Tool impartiality is often overlooked as a step in the discovery phase of troubleshooting any problem. Plumbers have scopes to look inside of pipes that they cannot see; electricians have multi-meters to help them test connectivity, resistance, etc.; and you as an IT professional have tools like PerfStack. A tool like this happily gathers information from all of your systems, jumping to no conclusions, and can call out abnormalities in the steady state of a system. Where many engineers skip straight to the “trying to fix anything they suspect is the problem” phase, PerfStack simply presents what it sees in an impartial and authoritative manner. From its dashboards, an engineer can begin his/her search from a position of knowledge. Combine that with the wisdom that comes from experience, and you have a very strong team.

 

Mean time to innocence (MTTI) is a somewhat tongue-in-cheek metric in IT shops these days, referring to the amount of time it takes an engineer to prove that the domain for which they have responsibility is not, in fact, the cause of whatever problem is being investigated. In order to quantify an assessment of innocence you need information, documentation that the problem is not yours, even if you cannot say with any certainty who does own the problem.

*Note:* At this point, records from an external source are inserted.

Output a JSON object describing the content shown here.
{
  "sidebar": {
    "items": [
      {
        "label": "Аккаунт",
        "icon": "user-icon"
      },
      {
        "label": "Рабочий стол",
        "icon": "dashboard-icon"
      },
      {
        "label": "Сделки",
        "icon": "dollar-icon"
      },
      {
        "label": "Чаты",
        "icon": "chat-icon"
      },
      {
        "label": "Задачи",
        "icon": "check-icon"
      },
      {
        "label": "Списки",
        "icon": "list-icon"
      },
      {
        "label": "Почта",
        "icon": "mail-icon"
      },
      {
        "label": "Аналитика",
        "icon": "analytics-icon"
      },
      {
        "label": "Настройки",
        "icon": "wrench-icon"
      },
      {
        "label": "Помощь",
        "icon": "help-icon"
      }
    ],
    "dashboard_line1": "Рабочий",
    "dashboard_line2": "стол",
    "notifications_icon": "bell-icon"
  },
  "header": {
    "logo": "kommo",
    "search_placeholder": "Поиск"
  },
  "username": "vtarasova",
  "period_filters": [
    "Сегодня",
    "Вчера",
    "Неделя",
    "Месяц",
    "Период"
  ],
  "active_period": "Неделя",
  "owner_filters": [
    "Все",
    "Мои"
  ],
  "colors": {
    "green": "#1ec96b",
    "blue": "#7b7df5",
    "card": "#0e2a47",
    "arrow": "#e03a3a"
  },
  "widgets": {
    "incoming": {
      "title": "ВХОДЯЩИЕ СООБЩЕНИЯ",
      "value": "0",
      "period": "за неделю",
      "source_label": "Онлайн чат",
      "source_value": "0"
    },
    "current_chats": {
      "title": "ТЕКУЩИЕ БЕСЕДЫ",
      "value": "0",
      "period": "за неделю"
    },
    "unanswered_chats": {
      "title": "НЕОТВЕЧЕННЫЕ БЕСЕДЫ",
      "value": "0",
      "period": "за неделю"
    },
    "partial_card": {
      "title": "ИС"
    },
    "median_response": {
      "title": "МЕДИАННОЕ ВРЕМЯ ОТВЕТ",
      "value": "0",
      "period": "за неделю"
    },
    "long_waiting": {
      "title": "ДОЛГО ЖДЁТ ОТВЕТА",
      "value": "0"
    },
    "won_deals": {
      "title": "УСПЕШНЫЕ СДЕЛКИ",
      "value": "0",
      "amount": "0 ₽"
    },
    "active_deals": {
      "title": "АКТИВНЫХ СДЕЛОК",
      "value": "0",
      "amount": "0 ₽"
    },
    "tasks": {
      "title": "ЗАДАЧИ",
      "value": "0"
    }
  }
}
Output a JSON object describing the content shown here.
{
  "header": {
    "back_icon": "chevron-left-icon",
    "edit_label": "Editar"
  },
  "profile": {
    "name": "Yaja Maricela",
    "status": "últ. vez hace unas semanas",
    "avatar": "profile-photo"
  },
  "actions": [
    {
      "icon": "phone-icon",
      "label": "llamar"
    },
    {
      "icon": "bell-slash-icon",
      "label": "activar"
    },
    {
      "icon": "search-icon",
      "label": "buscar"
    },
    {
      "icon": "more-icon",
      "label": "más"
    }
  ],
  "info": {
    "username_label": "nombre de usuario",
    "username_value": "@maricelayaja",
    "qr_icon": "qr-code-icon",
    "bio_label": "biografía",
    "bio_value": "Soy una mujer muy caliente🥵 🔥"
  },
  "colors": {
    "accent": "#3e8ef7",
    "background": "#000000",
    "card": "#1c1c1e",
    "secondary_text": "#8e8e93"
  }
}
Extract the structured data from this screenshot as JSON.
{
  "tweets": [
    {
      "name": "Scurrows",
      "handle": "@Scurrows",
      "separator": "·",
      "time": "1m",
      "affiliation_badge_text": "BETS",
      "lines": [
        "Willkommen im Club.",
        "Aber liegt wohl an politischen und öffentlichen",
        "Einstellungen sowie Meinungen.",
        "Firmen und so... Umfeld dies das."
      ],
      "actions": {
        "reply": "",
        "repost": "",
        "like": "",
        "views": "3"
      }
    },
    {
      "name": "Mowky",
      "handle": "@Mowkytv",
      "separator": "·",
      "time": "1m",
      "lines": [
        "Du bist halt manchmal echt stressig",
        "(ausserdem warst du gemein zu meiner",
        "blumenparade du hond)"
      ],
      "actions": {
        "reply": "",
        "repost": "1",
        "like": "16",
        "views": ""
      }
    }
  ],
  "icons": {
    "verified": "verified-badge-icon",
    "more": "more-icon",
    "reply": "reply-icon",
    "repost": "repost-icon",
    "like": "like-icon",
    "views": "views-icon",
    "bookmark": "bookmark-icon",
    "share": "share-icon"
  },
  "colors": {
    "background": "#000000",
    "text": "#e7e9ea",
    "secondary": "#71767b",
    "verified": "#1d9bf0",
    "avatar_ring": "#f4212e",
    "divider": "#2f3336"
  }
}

To do this, you need a tool that can generate impersonal, authoritative proof you can stand on, and which other engineers will respect. This is certainly helped if a system-wide tool, trusted by all parties, is a major contributor to this documentation.

 

A tool like PerfStack will certainly help in getting buy-off from the pointy-haired bosses as to what needs to happen to fix whatever needs fixing. Most organizations have a change control process--though likely an amended one during any kind of outage—and documentation is always a part of that. And all of this stuff, this paper trail from beginning to end, flows together nicely right into the final package that many organizations require for a post-mortem. Engineers and management can get through an after-the-fact incident meeting much quicker, and with likely consensus, with a clean and robust set of documents.

 

At the end of the day, troubleshooting is an art no matter what you do, where you do it, or in what industry you live. The methodologies are largely the same at a macro level, as are the need for quality tools. Can a great engineer find the root cause of a problem without a comprehensive tool like PerfStack? Sure. A cobbled together band of point tools has always been a part of the engineer’s toolkit and likely always will be, at least until our new sentient robotic overlords obviate the need for that. But a full-scale, system-wide solution like PerfStack should also be a part of any well-stocked engineering team’s process. After all, it can help find those things you do not yet know you are looking for.